This is the whole assignment text, for context:
note on the notation: H is the entropy, I is the mutual information
Let $(\Omega,\mathcal{A}, P)$ be a probability space with $A,B \in \mathcal{A}, A \cap B = \emptyset$ and $P(A) = P(B) = \frac{1}{4}$. Let $X,Y : \Omega \rightarrow \{0,1,-1\}$ be random variables defined by
$\begin{gather*}X(\omega) = \begin{cases} 1 & \omega \in A \\ -1 & \omega \in B \\ 0 & else \end{cases} \end{gather*}$ and $\begin{gather*}Y(\omega) = \begin{cases} -1 & \omega \in A \\ 1 & \omega \in B \\ 0 & else \end{cases} \end{gather*}$
(a) Why are $X$ and $Y$ not independent ?
(b) Show that $H(X)=H(Y)=H(X,Y)=I(X;Y)=\frac{3}{2}$ and $H(X|Y)=H(Y|X) = 0$.
(c) Let $Z := XY$. Show that $H(Z) < H(X,Y) = H(X,Y,Z)$ and $H(Z|X)=0$ but $H(X|Z)>0$.
(d) Calculate $H(X|Z)$ and show that $H(X|Z)=I(X;Y|Z)$.
I need help answering (c).

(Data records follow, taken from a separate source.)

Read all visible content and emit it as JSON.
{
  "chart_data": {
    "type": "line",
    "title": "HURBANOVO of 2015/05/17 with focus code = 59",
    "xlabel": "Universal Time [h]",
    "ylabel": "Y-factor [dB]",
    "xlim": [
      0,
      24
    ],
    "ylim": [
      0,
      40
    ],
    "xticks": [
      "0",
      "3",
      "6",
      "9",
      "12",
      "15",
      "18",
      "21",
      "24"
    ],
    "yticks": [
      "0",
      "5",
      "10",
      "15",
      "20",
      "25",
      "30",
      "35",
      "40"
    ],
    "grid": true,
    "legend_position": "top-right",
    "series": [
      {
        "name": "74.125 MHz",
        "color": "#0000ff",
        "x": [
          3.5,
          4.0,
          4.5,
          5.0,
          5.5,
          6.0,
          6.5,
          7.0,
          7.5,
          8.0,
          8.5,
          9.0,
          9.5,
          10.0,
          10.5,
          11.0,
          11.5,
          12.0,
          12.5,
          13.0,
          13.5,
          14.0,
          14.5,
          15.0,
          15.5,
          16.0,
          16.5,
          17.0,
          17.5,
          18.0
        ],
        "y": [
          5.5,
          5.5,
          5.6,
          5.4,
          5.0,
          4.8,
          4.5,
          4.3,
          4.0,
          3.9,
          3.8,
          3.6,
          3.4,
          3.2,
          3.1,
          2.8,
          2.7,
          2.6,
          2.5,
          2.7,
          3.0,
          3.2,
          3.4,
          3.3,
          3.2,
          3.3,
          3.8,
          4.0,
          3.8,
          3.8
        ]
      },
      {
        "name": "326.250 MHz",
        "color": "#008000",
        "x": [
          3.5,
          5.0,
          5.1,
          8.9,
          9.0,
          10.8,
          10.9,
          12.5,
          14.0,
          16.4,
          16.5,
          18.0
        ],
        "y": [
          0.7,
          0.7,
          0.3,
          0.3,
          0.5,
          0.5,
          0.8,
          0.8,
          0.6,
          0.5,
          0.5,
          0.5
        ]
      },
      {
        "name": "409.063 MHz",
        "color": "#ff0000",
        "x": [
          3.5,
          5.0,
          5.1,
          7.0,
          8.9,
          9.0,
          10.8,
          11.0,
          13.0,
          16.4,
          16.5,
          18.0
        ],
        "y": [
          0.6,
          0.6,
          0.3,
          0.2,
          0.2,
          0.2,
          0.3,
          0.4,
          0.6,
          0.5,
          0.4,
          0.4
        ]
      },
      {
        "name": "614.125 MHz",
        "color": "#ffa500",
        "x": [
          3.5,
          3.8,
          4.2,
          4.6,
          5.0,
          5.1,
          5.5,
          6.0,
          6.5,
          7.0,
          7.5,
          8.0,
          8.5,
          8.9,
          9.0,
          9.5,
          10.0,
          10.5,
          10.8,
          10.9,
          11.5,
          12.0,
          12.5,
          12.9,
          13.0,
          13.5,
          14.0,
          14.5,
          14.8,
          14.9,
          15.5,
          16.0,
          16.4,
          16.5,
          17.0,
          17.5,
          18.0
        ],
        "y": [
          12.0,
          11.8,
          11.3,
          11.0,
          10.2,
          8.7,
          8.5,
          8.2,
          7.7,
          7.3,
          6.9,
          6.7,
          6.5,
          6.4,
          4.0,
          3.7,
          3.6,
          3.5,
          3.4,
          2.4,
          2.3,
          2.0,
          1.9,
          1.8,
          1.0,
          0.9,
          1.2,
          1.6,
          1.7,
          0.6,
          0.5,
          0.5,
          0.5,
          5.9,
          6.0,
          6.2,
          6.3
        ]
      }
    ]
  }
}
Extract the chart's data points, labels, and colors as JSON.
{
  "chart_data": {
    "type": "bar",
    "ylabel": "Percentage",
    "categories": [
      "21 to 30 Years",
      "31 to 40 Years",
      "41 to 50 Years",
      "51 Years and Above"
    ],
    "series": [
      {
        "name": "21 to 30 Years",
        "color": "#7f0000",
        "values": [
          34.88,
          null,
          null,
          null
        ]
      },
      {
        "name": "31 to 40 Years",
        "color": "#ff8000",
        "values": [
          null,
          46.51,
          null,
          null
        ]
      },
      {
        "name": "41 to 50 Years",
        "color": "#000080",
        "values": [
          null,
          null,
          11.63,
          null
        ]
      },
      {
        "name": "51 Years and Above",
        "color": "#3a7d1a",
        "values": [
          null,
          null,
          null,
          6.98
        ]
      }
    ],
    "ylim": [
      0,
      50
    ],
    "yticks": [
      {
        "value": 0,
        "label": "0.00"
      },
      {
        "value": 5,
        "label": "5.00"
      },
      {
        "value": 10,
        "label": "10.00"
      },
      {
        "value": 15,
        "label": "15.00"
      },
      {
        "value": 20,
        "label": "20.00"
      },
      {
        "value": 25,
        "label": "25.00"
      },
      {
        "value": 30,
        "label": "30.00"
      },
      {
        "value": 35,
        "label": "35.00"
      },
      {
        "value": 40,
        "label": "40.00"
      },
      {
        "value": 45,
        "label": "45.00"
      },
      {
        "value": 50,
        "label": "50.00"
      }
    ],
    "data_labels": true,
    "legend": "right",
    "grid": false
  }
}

For (a) and (b) I wrote down the joint probability of $X$ and $Y$ in a table:
$ \begin{array}{|c|c|c|c|} \hline P(X=x,Y=y) & -1 & 0 & 1 \\\hline -1 & 0 & 0 & \frac{1}{4} \\\hline 0 & 0 & \frac{1}{2} & 0 \\\hline 1 & \frac{1}{4} & 0 & 0 \\\hline \end{array} $
With this I can easily calculate all things asked in (a) and (b), but I do not understand the new random variable $Z:=XY$ and its meaning with respect to $X$ and $Y$. Can someone explain this to me?